Pirates mean serious business

Thursday, January 20th, 2011

Pirates mean serious business, Spencer Ackerman reports:

A maritime industry group crunches the numbers and finds that the measures companies and governments take to avoid and combat the piracy threat cost between $7 and $12 billion every year.

The One Earth Future Foundation’s Oceans Beyond Piracy project documents exploding costs in piracy-related actions (.pdf). Ransoms paid to Somali pirates totaled $238 million in 2010 — the worst year for piracy on record, according to the International Chamber of Commerce. The average payout from ransoming a hijacked ship was $5.4 million last year, up from just $150,000 in 2005. (Check out this analysis of the Somali pirate business model from WIRED.)

And ransoms aren’t even the lion’s share of piracy’s costs to global maritime commerce. Insuring ships passing near piracy-prone areas like the Gulf of Aden costs between $460 million and $3.2 billion. Naval forces’ presence to protect merchant presence costs another $2 billion. Regional economies lose up to $1.25 billion annually. Re-routing ships to less pirate-prone waters costs up to $3 billion. (Hat tip: GCaptain.)

When you consider that a .50-caliber machine gun only costs $14,000 or so, other ideas spring to mind…

Comments

  1. Jehu says:

    Clearly this is a collective action problem. Getting rid of the problem could probably be done for less than 1 billion/year. For instance, if bounties of $100K were provided for the heads of Somali Pirates, that would pay for approximately 10k heads/year, which I’d wager would depress the problem down to insignificance. Clearly the market can figure out how to provide the heads of pirates for $100k each. In fact I bet the price of heads would in practice be far less and far less than 10k would be needed to stop the practice.

  2. Isegoria says:

    “Just hand over your wallet” is excellent advice for the individual being robbed, but not so excellent for society at large. In the past, any sea captain would have executed any pirates he could get his hands on. Now, not so much.

  3. Jehu says:

    I favor a more privateer-like approach. Indeed, the governments of the world are the problem by putting obstacles in the way of a private solution while refusing to implement the historical military solution. But I bet that an approach like this could be brokered through a less suicidal and insane government that had no qualms about summarily executing pirates.

  4. Ross says:

    We might also take an economic approach, cloaked in militarism, rather than vice versa.

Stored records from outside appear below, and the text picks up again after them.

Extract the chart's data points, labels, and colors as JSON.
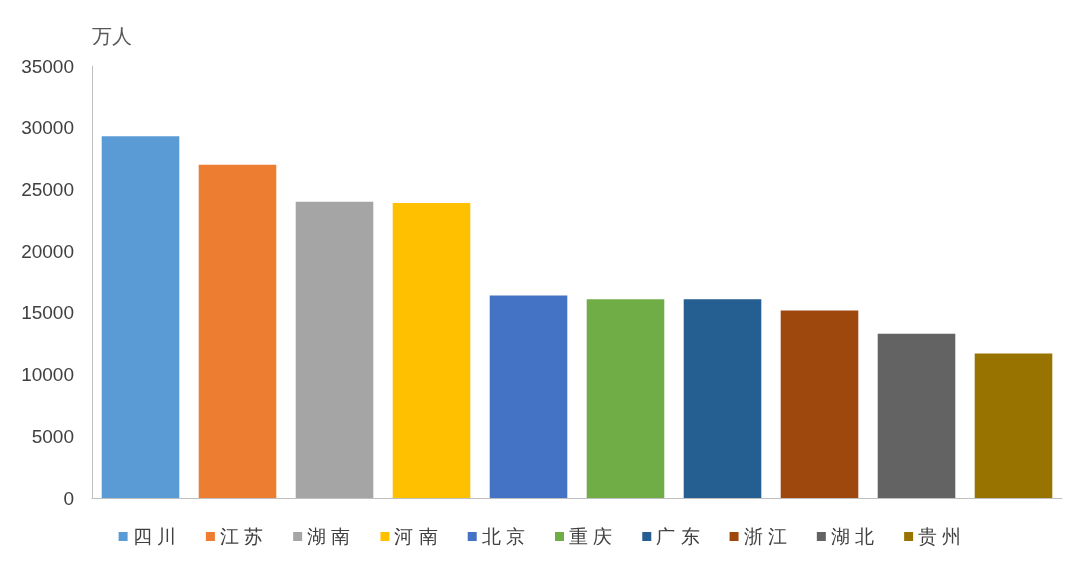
{
  "chart_data": {
    "type": "bar",
    "ylabel": "万人",
    "categories": [
      null,
      null,
      null,
      null,
      null,
      null,
      null,
      null,
      null,
      null
    ],
    "series": [
      {
        "name": "四 川",
        "color": "#5b9bd5",
        "values": [
          29300,
          null,
          null,
          null,
          null,
          null,
          null,
          null,
          null,
          null
        ]
      },
      {
        "name": "江 苏",
        "color": "#ed7d31",
        "values": [
          null,
          27000,
          null,
          null,
          null,
          null,
          null,
          null,
          null,
          null
        ]
      },
      {
        "name": "湖 南",
        "color": "#a5a5a5",
        "values": [
          null,
          null,
          24000,
          null,
          null,
          null,
          null,
          null,
          null,
          null
        ]
      },
      {
        "name": "河 南",
        "color": "#ffc000",
        "values": [
          null,
          null,
          null,
          23900,
          null,
          null,
          null,
          null,
          null,
          null
        ]
      },
      {
        "name": "北 京",
        "color": "#4472c4",
        "values": [
          null,
          null,
          null,
          null,
          16400,
          null,
          null,
          null,
          null,
          null
        ]
      },
      {
        "name": "重 庆",
        "color": "#70ad47",
        "values": [
          null,
          null,
          null,
          null,
          null,
          16100,
          null,
          null,
          null,
          null
        ]
      },
      {
        "name": "广 东",
        "color": "#255e91",
        "values": [
          null,
          null,
          null,
          null,
          null,
          null,
          16100,
          null,
          null,
          null
        ]
      },
      {
        "name": "浙 江",
        "color": "#9e480e",
        "values": [
          null,
          null,
          null,
          null,
          null,
          null,
          null,
          15200,
          null,
          null
        ]
      },
      {
        "name": "湖 北",
        "color": "#636363",
        "values": [
          null,
          null,
          null,
          null,
          null,
          null,
          null,
          null,
          13300,
          null
        ]
      },
      {
        "name": "贵 州",
        "color": "#997300",
        "values": [
          null,
          null,
          null,
          null,
          null,
          null,
          null,
          null,
          null,
          11700
        ]
      }
    ],
    "ylim": [
      0,
      35000
    ],
    "yticks": [
      0,
      5000,
      10000,
      15000,
      20000,
      25000,
      30000,
      35000
    ],
    "legend": "bottom",
    "tick_labels": "y",
    "grid": false
  }
}
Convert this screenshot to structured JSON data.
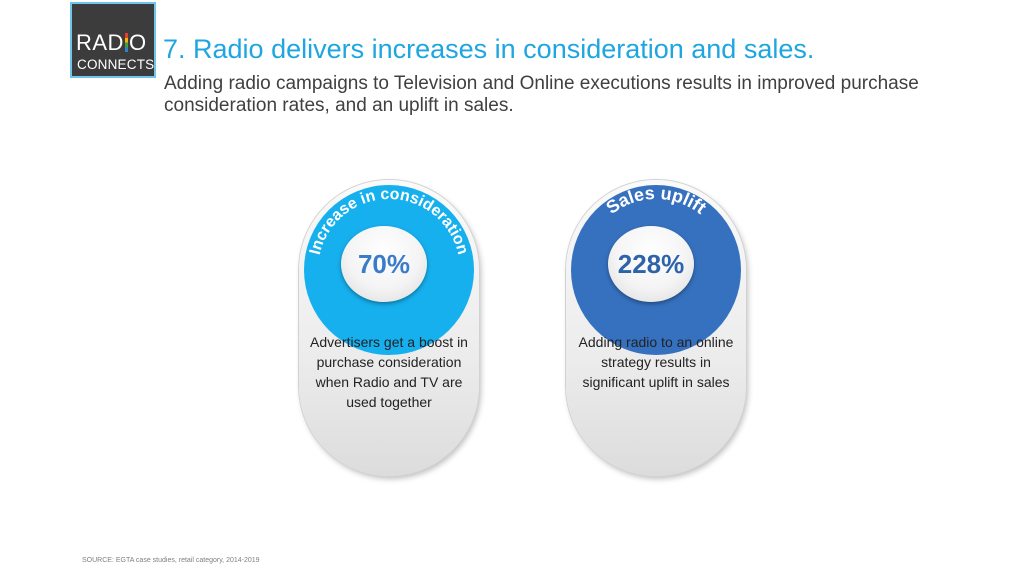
{
  "logo": {
    "line1_a": "RAD",
    "line1_b": "O",
    "line2": "CONNECTS"
  },
  "title": "7. Radio delivers increases in consideration and sales.",
  "subtitle": "Adding radio campaigns to Television and Online executions results in improved purchase consideration rates, and an uplift in sales.",
  "cards": [
    {
      "arc_label": "Increase in consideration",
      "value": "70%",
      "description": "Advertisers get a boost in purchase consideration when Radio and TV are used together",
      "color": "#16b0ef"
    },
    {
      "arc_label": "Sales uplift",
      "value": "228%",
      "description": "Adding radio to an online strategy results in significant uplift in sales",
      "color": "#3671bf"
    }
  ],
  "source": "SOURCE: EGTA case studies, retail category, 2014-2019"
}
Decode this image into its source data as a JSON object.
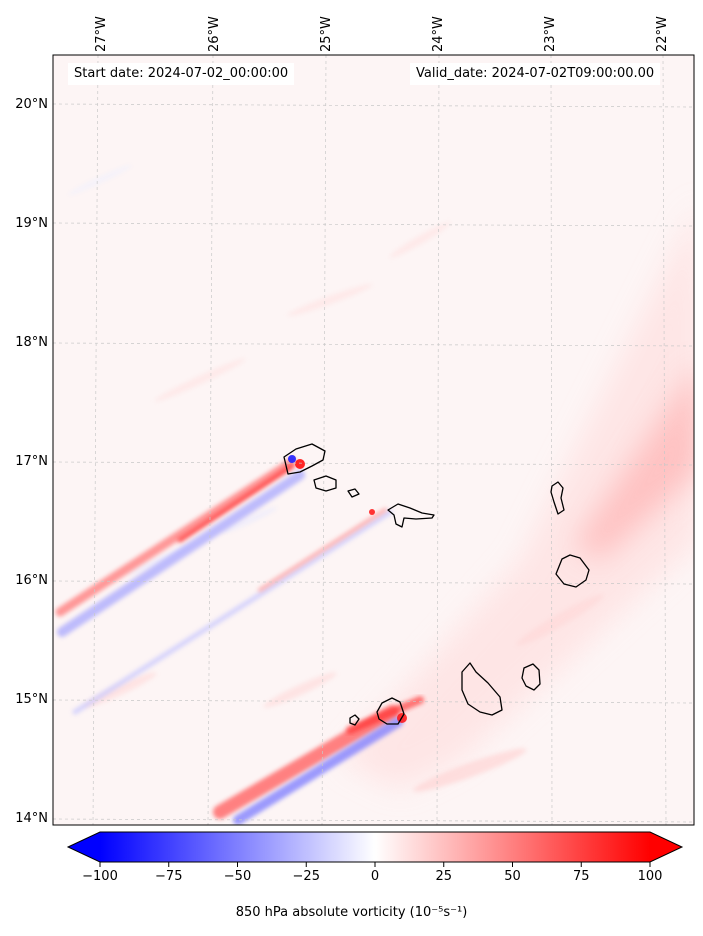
{
  "map": {
    "start_label": "Start date: 2024-07-02_00:00:00",
    "valid_label": "Valid_date: 2024-07-02T09:00:00.00",
    "lon_labels": [
      "27°W",
      "26°W",
      "25°W",
      "24°W",
      "23°W",
      "22°W"
    ],
    "lat_labels": [
      "20°N",
      "19°N",
      "18°N",
      "17°N",
      "16°N",
      "15°N",
      "14°N"
    ],
    "region": {
      "lon_min": -27.3,
      "lon_max": -21.9,
      "lat_min": 13.95,
      "lat_max": 20.4
    }
  },
  "colorbar": {
    "ticks": [
      "−100",
      "−75",
      "−50",
      "−25",
      "0",
      "25",
      "50",
      "75",
      "100"
    ],
    "tick_values": [
      -100,
      -75,
      -50,
      -25,
      0,
      25,
      50,
      75,
      100
    ],
    "range": [
      -100,
      100
    ],
    "label": "850 hPa absolute vorticity (10⁻⁵s⁻¹)",
    "cmap_low": "#0000ff",
    "cmap_mid": "#ffffff",
    "cmap_high": "#ff0000"
  },
  "colors": {
    "background_field": "#fdf5f5",
    "coastline": "#000000",
    "gridline": "#c8c8c8"
  }
}
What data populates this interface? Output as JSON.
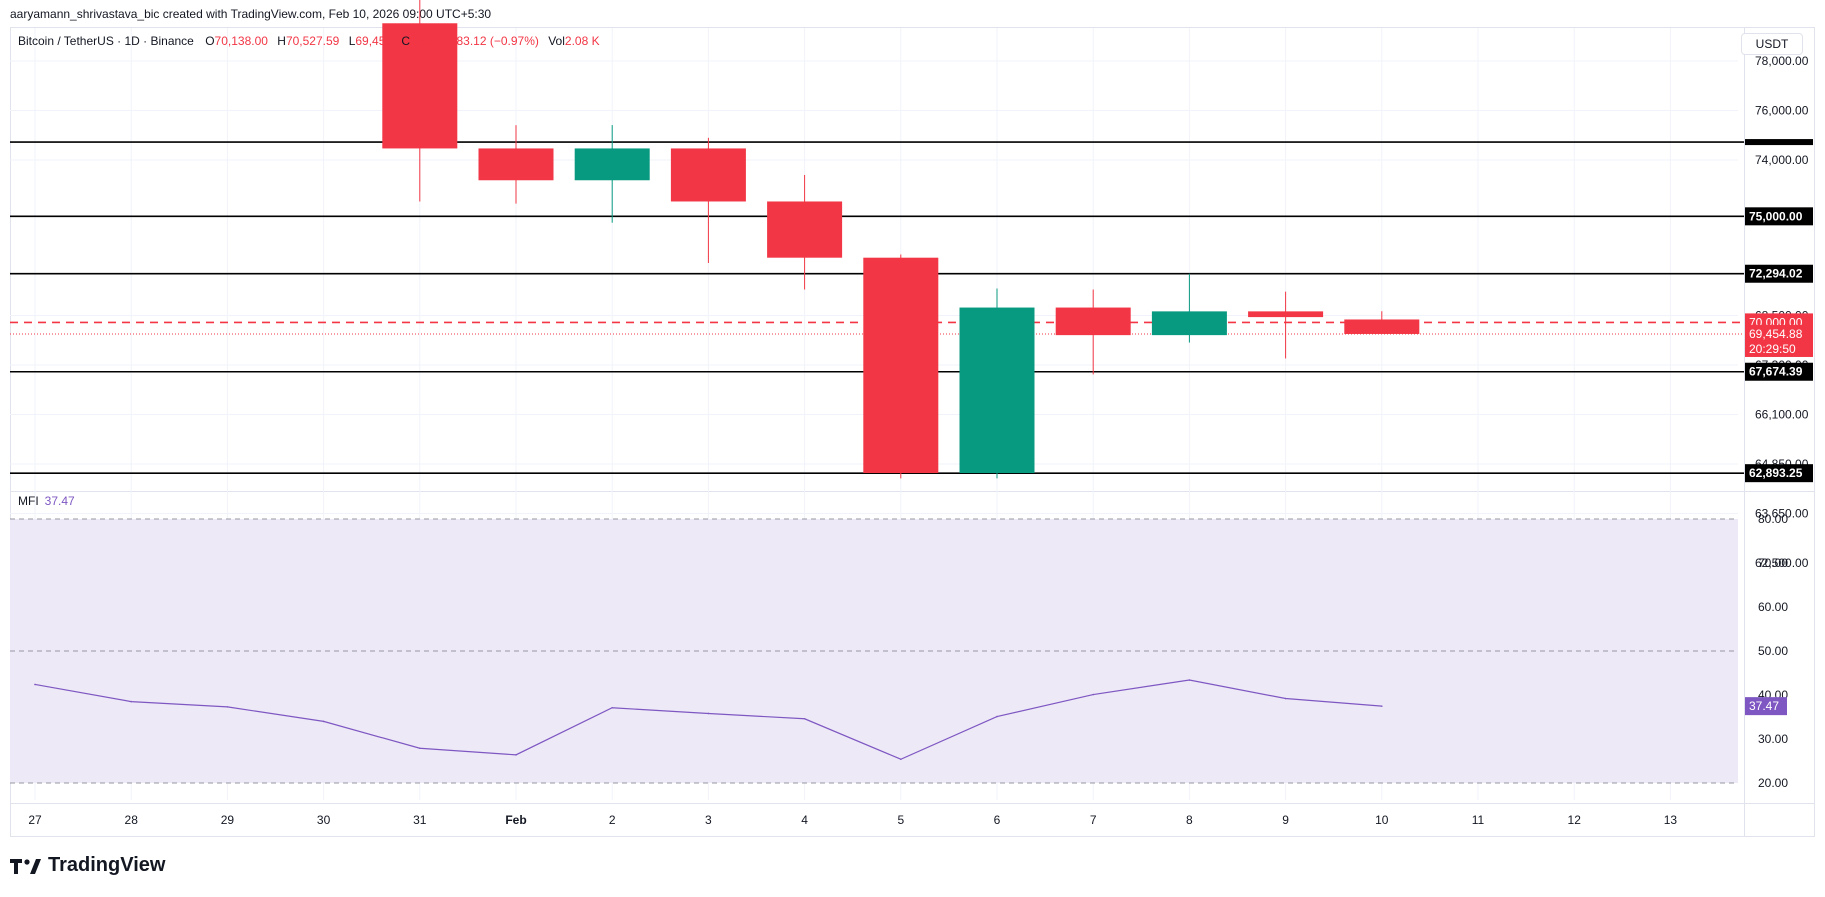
{
  "header": {
    "credit": "aaryamann_shrivastava_bic created with TradingView.com, Feb 10, 2026 09:00 UTC+5:30"
  },
  "legend": {
    "symbol": "Bitcoin / TetherUS · 1D · Binance",
    "o_label": "O",
    "o_value": "70,138.00",
    "h_label": "H",
    "h_value": "70,527.59",
    "l_label": "L",
    "l_value": "69,450",
    "c_label": "C",
    "c_value": "...88",
    "change": "−683.12 (−0.97%)",
    "vol_label": "Vol",
    "vol_value": "2.08 K"
  },
  "currency_button": "USDT",
  "mfi_legend": {
    "label": "MFI",
    "value": "37.47"
  },
  "brand": {
    "name": "TradingView"
  },
  "colors": {
    "up": "#089981",
    "down": "#f23645",
    "mfi_line": "#7e57c2",
    "mfi_band": "#ede9f7",
    "level_line": "#000000",
    "grid": "#f0f3fa"
  },
  "chart_data": [
    {
      "type": "candlestick",
      "title": "Bitcoin / TetherUS · 1D · Binance",
      "x_ticks": [
        "27",
        "28",
        "29",
        "30",
        "31",
        "Feb",
        "2",
        "3",
        "4",
        "5",
        "6",
        "7",
        "8",
        "9",
        "10",
        "11",
        "12",
        "13"
      ],
      "y_ticks": [
        "78,000.00",
        "76,000.00",
        "74,000.00",
        "68,500.00",
        "67,300.00",
        "66,100.00",
        "64,850.00",
        "63,650.00",
        "62,500.00"
      ],
      "candles": [
        {
          "x": "31",
          "open": 84100,
          "high": 85200,
          "low": 75700,
          "close": 78200
        },
        {
          "x": "Feb",
          "open": 78200,
          "high": 79300,
          "low": 75600,
          "close": 76700
        },
        {
          "x": "2",
          "open": 76700,
          "high": 79300,
          "low": 74700,
          "close": 78200
        },
        {
          "x": "3",
          "open": 78200,
          "high": 78700,
          "low": 72800,
          "close": 75700
        },
        {
          "x": "4",
          "open": 75700,
          "high": 76950,
          "low": 71550,
          "close": 73050
        },
        {
          "x": "5",
          "open": 73050,
          "high": 73200,
          "low": 62650,
          "close": 62900
        },
        {
          "x": "6",
          "open": 62900,
          "high": 71600,
          "low": 62650,
          "close": 70700
        },
        {
          "x": "7",
          "open": 70700,
          "high": 71550,
          "low": 67550,
          "close": 69400
        },
        {
          "x": "8",
          "open": 69400,
          "high": 72294,
          "low": 69050,
          "close": 70520
        },
        {
          "x": "9",
          "open": 70520,
          "high": 71450,
          "low": 68300,
          "close": 70250
        },
        {
          "x": "10",
          "open": 70138,
          "high": 70527.59,
          "low": 69450,
          "close": 69454.88
        }
      ],
      "levels": [
        {
          "value": 78500,
          "label": ""
        },
        {
          "value": 75000,
          "label": "75,000.00"
        },
        {
          "value": 72294.02,
          "label": "72,294.02"
        },
        {
          "value": 67674.39,
          "label": "67,674.39"
        },
        {
          "value": 62893.25,
          "label": "62,893.25"
        }
      ],
      "dashed_level": {
        "value": 70000,
        "label": "70,000.00"
      },
      "last_price": {
        "value": 69454.88,
        "label": "69,454.88",
        "countdown": "20:29:50"
      }
    },
    {
      "type": "line",
      "title": "MFI",
      "y_ticks": [
        "80.00",
        "70.00",
        "60.00",
        "50.00",
        "40.00",
        "30.00",
        "20.00"
      ],
      "ylim": [
        20,
        80
      ],
      "band": [
        20,
        80
      ],
      "dashed_levels": [
        80,
        50,
        20
      ],
      "x": [
        "27",
        "28",
        "29",
        "30",
        "31",
        "Feb",
        "2",
        "3",
        "4",
        "5",
        "6",
        "7",
        "8",
        "9",
        "10"
      ],
      "values": [
        42.4,
        38.5,
        37.3,
        34.0,
        27.9,
        26.4,
        37.1,
        35.8,
        34.6,
        25.4,
        35.1,
        40.1,
        43.4,
        39.2,
        37.47
      ],
      "current_label": "37.47"
    }
  ]
}
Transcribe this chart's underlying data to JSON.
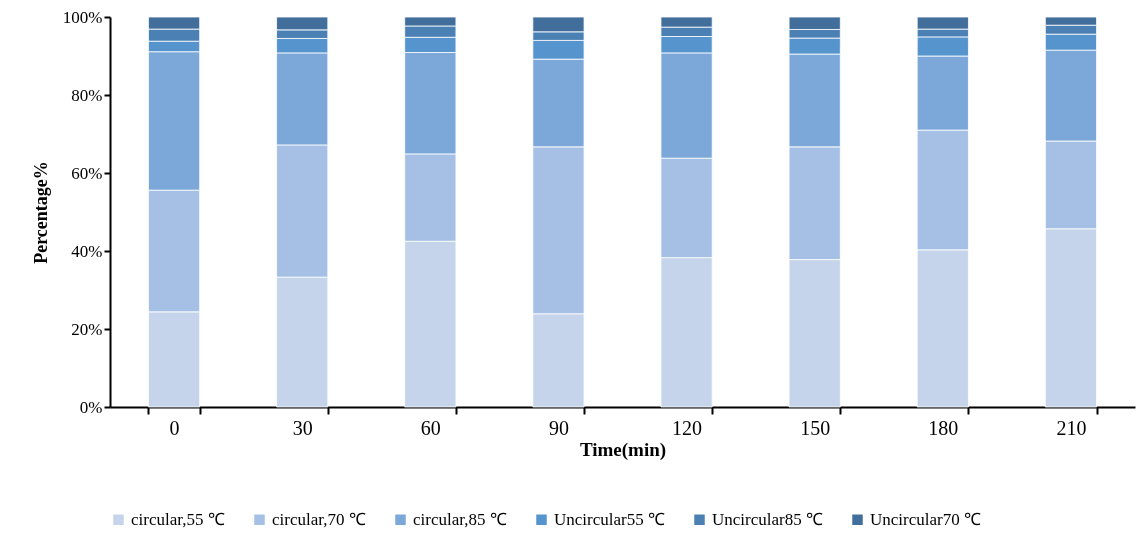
{
  "chart_data": {
    "type": "bar",
    "stacked": true,
    "xlabel": "Time(min)",
    "ylabel": "Percentage%",
    "categories": [
      "0",
      "30",
      "60",
      "90",
      "120",
      "150",
      "180",
      "210"
    ],
    "ylim": [
      0,
      100
    ],
    "yticks": [
      {
        "value": 0,
        "label": "0%"
      },
      {
        "value": 20,
        "label": "20%"
      },
      {
        "value": 40,
        "label": "40%"
      },
      {
        "value": 60,
        "label": "60%"
      },
      {
        "value": 80,
        "label": "80%"
      },
      {
        "value": 100,
        "label": "100%"
      }
    ],
    "legend": "bottom",
    "grid": false,
    "series": [
      {
        "name": "circular,55 ℃",
        "color": "#c5d4ea",
        "values": [
          24.4,
          33.3,
          42.5,
          23.9,
          38.3,
          37.8,
          40.3,
          45.7
        ]
      },
      {
        "name": "circular,70 ℃",
        "color": "#a5c0e4",
        "values": [
          31.2,
          33.9,
          22.4,
          42.8,
          25.5,
          28.9,
          30.7,
          22.5
        ]
      },
      {
        "name": "circular,85 ℃",
        "color": "#7ba8d9",
        "values": [
          35.5,
          23.6,
          26.0,
          22.5,
          27.0,
          23.8,
          19.0,
          23.3
        ]
      },
      {
        "name": "Uncircular55 ℃",
        "color": "#5594cc",
        "values": [
          2.7,
          3.7,
          3.9,
          4.8,
          4.2,
          4.1,
          4.9,
          4.1
        ]
      },
      {
        "name": "Uncircular85 ℃",
        "color": "#4a80b4",
        "values": [
          3.1,
          2.2,
          2.9,
          2.2,
          2.4,
          2.2,
          2.0,
          2.3
        ]
      },
      {
        "name": "Uncircular70 ℃",
        "color": "#416e9a",
        "values": [
          3.1,
          3.3,
          2.3,
          3.8,
          2.6,
          3.2,
          3.1,
          2.1
        ]
      }
    ]
  }
}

    No, just kidding. Let’s kill ‘em all.

    In the case of the eco-pirates dumping toxic waste washing up on beaches, destroying fishing, tourism and livelihoods, let’s definitely go for the .50 cal. Hoo-rah.

  5. Al says:

    I can’t believe these ship owners haven’t put some machine guns or small cannon on their ships. Duh. One trained ex-military guy could bring a world of hurt to these clowns quickly before they get in AK range. Like the article says, an M2 can reach way out and turn their boats to Swiss cheese.

  6. Isegoria says:

    The pirate situation certainly fits the description of anarcho-tyranny.